If you know people with diabetes, you will certainly be experiencing the tribulation of having to take insulin regularly through injections. Not to mention the discomfort and pain.
There have been some solutions and small-big improvements, other remedies are under consideration. Among them, the new injections will be one of the best forms of drug distribution.
The reason is simple: regular injections are sometimes annoying but are absorbed better and faster, spreading the drug faster. The main and most accepted form of intake (oral) takes longer for the intestine to absorb a drug. The uncertainties related to factors such as digestion make the processes more uncertain and slow.
Researchers and doctors have long tried different ways of combining the ease of oral intake with the effectiveness of injections.
This is why these newly developed capsules developed by researchers at MIT and Novo Nordisk are so interesting e presented in the scientific journal Nature Medicine. The name of the device is "retractable luminal microneedle injector", or for LUMI friends. It is a capsule that is taken orally, and once at its destination it "opens" microneedles that inject the drug directly into the intestinal tract tissue.
Already tested on humans and pigs, these capsules are in fact the new injections. A really simple and effective way to distribute a drug in the best way.
How LUMI works
Inside a LUMI capsule there are three small offshoots that end with as many "long" needles 1 millimeter and loaded with a drug (insulin was used in the tests).
LUMI goes beyond the acidic environment of the stomach and dissolves its shell in the intestine, letting the microneedles work within the 10 minutes that the transit allows them.
After the work, the microneedles (and within 24 hours and other elements of the capsule) dissolve. What remains, well ... He gets to the end of the tunnel and is ejected from the body.
Effective technology
The capsule uses an already known and FDA approved technique to deliver the drugs.
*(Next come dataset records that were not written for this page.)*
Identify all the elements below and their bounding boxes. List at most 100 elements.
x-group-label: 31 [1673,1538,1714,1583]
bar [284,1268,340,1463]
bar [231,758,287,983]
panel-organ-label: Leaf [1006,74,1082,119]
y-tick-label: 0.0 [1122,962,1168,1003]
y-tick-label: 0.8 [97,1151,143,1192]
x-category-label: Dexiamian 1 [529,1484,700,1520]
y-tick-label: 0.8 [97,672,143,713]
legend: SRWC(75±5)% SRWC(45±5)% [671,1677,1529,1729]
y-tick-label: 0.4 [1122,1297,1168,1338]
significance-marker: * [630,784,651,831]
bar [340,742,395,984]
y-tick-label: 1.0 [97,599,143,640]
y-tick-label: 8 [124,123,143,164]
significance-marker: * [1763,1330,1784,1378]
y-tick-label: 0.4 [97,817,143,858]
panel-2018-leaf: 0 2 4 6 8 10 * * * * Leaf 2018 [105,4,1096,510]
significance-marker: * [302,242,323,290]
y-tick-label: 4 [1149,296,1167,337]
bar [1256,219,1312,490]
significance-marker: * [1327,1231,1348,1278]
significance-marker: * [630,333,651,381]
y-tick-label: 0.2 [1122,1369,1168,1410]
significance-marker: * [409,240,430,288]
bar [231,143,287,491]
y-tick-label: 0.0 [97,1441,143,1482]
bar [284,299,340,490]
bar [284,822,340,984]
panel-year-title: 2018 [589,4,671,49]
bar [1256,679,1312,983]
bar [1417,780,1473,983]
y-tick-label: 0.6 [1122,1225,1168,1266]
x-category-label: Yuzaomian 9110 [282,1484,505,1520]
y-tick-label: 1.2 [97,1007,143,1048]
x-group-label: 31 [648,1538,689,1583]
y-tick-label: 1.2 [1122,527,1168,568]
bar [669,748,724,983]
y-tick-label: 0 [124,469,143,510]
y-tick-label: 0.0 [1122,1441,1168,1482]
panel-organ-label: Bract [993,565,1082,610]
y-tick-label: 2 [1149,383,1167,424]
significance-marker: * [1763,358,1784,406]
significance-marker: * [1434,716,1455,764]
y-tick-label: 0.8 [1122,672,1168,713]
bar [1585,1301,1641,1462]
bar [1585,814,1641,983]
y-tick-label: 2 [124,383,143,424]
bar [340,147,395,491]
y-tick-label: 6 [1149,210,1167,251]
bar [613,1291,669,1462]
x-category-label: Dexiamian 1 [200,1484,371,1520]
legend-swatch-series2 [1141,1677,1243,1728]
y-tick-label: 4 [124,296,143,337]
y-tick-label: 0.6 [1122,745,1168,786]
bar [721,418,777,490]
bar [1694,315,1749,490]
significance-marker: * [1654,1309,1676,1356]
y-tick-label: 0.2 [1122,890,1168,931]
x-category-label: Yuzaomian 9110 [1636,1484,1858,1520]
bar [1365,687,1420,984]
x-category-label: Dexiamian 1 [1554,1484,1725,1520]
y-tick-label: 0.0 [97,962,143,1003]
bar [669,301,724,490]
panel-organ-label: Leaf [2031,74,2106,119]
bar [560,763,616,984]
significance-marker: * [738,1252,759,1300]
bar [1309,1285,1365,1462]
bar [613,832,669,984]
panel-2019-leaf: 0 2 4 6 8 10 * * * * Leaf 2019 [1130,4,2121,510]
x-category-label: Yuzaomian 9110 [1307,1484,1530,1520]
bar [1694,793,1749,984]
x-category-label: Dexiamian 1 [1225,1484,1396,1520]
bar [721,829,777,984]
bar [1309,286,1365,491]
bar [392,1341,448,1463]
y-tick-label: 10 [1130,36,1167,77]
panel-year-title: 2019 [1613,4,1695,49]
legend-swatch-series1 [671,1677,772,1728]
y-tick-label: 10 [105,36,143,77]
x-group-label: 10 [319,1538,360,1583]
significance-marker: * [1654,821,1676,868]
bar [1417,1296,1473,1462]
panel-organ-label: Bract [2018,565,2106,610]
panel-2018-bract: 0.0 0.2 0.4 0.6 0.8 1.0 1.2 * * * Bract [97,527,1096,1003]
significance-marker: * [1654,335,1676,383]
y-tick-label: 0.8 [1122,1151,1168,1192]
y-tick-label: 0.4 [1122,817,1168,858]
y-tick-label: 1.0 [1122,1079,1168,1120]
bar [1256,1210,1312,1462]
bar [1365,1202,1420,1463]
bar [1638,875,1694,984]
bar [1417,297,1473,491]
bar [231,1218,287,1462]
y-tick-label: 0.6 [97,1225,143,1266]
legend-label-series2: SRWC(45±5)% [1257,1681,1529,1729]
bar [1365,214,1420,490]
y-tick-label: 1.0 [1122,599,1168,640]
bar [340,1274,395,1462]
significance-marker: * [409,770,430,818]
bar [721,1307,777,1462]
It is called OROS, or "controlled release by osmosis of drugs administered orally".
With this technology the capsule goes down which is a pleasure: a single obstruction found on 37.7 million doses administered. The entire capsule is 1.5cm long and has a diameter of less than one centimeter. Even if it does not dissolve in the intestine it does not clog it and leaves the passage free for food and more.
Lumi has 10% more bioavailability than subcutaneous injections, and the drugs distributed remain effective for over 4 hours.
Insulin and more
The study focuses on insulin, but the LUMI capsule can adapt to the distribution of many types of drugs, vaccines, hormones.